The people who are closest to me often ask how I am doing, and I know they mean more than the usual, casual inquiry.  There is something to their tone, or their punctuation (via the internet), or their look, that signifies a deeper questioning.  I've been pretty open with my struggles lately... with anger at my God and frustration with my spiritual funk, my impatience and heartache and just plain old-fashioned pain.  It started with Jason's death (not the breakup) and has been complicated with my emotional roller coaster (over the breakup + his death) and my job switching and then Eve's death. A year and three months later, I'm sick of feeling like this.

Yesterday, Mom said I seem subdued. I am. I'm 'sweetly broken;' I'm tired of the rebellion and the cynicism. I'm tired of giving God the silent treatment/cold shoulder; tired of looking at him as if he's out to get me or as if there is just one tragedy after another waiting for me. I'm rebellious in nature, but always a rather half-hearted rebel. I forget to be mad at my friends and family, and I get tired of rebelling against my good, kind God. The writer of Lamentations in chapter three talks about how he's been pushed around and hurt... he says God "has driven me away and made me walk in darkness rather than light." Talk about pointing fingers. He knows who to blame, just like I do. (Nichole's words on it... "Funny how the fog rolls/funnier that I'd know who to blame/never thought I'd have to own this pain... If all that's good and true/comes from heaven/then what's a girl to do/when it rains?")

Chapter three goes on and on, the writer blaming God for his pain... "he dragged me from the path and mangled me and left me without help. He pierced my heart with arrows from his quiver."  Pretty violent, eh?

But then there's a transition.

"I remember my affliction and my wandering, the bitterness and the gall. I well remember them, and my soul is downcast within me. Yet this I call to mind and therefore have hope: Because of the Lord's great love we are not consumed, for his compassions never fail. They are new every morning; great is your faithfulness. I say to myself, 'The Lord is my portion; therefore I will wait for him.'"

Some translations end the verse, "I will hope in him."  Funny how they go together... like the Spanish verb esperar means to wait and to hope. Waiting and hoping go hand-in-hand. We don't sit and wait on God despondently.  But that's what I've been doing. I've been somewhat obedient... going where he wants, not giving up on the fellowship of the saints or my faith in general. But as far as specifics go, I've been pretty despairing.

And it's really easy for me to slip into cynicism.  That's why, as a kid, I would try to convince myself that UNC would lose whatever game we were playing, so that if we did lose, I would be 'protected' from disappointment.  That's what Jason used to try to pound into me-- that if I had no expectations, I would never be disappointed. (He didn't want me to expect anything of him.)
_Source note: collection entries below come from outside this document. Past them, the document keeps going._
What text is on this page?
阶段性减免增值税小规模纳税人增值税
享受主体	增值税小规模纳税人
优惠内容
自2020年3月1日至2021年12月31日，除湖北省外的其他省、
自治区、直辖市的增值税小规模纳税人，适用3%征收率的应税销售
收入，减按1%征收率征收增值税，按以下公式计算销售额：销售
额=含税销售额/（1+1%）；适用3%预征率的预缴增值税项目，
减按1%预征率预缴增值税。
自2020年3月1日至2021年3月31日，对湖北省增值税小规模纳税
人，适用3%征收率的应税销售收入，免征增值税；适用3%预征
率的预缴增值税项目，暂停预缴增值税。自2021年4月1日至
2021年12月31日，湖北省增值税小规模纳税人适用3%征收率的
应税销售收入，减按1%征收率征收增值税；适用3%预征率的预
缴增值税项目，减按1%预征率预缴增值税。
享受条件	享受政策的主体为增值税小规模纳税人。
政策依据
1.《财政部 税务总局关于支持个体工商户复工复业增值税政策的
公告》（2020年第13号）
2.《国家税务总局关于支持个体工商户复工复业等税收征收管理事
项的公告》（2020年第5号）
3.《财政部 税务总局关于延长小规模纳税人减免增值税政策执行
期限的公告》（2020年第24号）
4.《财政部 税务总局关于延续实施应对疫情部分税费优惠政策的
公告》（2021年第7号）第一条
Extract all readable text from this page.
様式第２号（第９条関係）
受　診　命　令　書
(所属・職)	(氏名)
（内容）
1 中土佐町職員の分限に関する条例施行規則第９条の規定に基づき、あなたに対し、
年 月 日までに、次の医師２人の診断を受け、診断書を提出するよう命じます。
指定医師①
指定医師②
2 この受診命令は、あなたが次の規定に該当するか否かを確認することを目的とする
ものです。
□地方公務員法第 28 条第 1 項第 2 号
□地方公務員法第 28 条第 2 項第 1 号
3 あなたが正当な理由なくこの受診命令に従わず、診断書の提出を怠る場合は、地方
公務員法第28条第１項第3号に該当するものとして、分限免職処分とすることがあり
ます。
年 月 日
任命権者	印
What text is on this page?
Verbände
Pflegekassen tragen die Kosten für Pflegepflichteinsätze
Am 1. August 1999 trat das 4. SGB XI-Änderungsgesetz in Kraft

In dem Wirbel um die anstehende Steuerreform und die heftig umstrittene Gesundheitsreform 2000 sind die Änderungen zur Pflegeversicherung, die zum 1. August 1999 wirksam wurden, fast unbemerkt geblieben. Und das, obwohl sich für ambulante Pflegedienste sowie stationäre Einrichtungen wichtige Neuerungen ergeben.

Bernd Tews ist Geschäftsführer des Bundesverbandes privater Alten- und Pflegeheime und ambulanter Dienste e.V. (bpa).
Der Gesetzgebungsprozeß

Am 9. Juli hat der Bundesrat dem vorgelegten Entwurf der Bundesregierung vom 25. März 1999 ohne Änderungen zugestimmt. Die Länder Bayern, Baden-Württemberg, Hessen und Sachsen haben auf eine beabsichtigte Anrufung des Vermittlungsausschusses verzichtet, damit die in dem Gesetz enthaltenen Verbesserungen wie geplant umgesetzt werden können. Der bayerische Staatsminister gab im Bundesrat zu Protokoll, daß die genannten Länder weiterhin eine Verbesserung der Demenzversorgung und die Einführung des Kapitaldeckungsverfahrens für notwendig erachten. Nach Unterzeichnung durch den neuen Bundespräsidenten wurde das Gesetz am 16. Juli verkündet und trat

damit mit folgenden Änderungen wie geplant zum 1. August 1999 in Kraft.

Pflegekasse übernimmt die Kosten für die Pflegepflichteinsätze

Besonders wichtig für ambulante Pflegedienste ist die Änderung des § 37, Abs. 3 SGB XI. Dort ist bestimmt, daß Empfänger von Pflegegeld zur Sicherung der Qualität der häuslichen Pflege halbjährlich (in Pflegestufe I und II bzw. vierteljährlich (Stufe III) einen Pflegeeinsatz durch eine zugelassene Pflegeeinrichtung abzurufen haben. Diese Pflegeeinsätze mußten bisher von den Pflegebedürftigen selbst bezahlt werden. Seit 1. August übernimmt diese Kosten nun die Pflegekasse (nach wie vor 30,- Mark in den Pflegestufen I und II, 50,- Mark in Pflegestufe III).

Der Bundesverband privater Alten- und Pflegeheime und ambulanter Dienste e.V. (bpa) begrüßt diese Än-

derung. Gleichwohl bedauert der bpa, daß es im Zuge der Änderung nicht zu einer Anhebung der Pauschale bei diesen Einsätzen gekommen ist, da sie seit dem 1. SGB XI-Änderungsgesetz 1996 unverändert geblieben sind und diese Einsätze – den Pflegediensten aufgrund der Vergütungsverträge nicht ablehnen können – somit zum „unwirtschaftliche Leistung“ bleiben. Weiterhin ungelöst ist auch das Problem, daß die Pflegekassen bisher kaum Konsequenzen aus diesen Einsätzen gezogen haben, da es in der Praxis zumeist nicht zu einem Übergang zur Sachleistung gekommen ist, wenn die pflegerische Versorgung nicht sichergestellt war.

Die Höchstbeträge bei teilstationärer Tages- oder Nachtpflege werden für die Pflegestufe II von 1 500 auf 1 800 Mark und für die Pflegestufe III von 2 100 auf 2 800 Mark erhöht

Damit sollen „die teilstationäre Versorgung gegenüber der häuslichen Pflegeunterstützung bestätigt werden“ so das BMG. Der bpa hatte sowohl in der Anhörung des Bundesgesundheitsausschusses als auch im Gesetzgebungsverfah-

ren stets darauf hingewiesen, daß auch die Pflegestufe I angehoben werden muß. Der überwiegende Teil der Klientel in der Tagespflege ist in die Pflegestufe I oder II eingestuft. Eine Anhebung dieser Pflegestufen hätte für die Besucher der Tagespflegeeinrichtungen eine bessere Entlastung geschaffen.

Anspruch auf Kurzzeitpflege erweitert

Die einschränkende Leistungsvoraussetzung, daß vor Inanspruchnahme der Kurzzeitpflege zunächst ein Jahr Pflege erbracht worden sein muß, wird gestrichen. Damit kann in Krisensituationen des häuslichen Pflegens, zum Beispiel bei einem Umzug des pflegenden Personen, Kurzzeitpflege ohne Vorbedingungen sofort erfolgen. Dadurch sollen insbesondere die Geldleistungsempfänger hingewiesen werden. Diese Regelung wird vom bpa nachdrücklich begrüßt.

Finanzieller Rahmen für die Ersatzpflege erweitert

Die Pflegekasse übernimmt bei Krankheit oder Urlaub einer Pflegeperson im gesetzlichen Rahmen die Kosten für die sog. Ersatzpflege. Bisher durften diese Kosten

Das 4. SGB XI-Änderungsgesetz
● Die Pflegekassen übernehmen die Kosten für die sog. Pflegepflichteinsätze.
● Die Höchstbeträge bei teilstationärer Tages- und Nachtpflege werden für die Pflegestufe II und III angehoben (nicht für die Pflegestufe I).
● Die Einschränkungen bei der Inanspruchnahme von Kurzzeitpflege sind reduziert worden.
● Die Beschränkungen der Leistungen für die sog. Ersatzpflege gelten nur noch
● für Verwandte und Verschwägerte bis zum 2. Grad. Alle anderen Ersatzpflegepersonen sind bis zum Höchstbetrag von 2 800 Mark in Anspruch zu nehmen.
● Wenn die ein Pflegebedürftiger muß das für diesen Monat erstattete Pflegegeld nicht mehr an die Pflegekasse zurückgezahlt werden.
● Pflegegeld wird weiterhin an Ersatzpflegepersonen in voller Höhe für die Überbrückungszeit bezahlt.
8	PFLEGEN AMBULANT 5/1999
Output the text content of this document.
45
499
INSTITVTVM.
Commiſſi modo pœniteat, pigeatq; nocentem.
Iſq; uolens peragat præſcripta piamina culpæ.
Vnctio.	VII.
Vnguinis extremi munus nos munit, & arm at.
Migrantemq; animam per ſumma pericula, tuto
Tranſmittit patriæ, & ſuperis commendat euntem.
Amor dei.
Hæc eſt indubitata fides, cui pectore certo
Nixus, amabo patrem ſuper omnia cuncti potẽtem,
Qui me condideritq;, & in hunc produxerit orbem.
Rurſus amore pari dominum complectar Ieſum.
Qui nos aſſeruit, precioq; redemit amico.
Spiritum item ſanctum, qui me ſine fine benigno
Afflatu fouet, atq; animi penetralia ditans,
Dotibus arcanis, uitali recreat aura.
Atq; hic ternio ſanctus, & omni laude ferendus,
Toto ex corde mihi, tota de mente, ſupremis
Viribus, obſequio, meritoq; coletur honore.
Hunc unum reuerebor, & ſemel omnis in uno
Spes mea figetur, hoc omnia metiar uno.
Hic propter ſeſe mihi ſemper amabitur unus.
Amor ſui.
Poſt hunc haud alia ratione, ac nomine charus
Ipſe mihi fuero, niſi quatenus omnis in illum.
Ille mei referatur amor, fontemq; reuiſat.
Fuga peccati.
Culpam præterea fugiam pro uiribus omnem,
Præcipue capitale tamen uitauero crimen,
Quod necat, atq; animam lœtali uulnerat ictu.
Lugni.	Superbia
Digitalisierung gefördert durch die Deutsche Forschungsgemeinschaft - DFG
So, my circumstances were messy, and I rebelled. I was angry and sullen. And then my rebellion started to turn into a bitterness, and that bitterness has shown up in cynicism. I question God's goodness and his love towards me. I don't feel his love so I decide he doesn't love me after all. Isn't he in control of everything?! I believe that. But that doesn't mean he enjoys hurting me, just like parents don't enjoy their kids' intense unhappiness at getting immunizations.

The chapter goes on to say, "Though he brings grief, he will show compassion, so great is his unfailing love. For he does not willingly bring affliction or grief to the children of men."

Jesus put it well. "I have told you these things, so that in me you may have peace. In this world you will have trouble. But take heart! I have overcome the world." (That's John 16:33.)

That's enough for now. Suffice it to say, my understanding of God is a heckuva lot greater than it was fifteen months ago.  I'll write about UNC being like heaven later.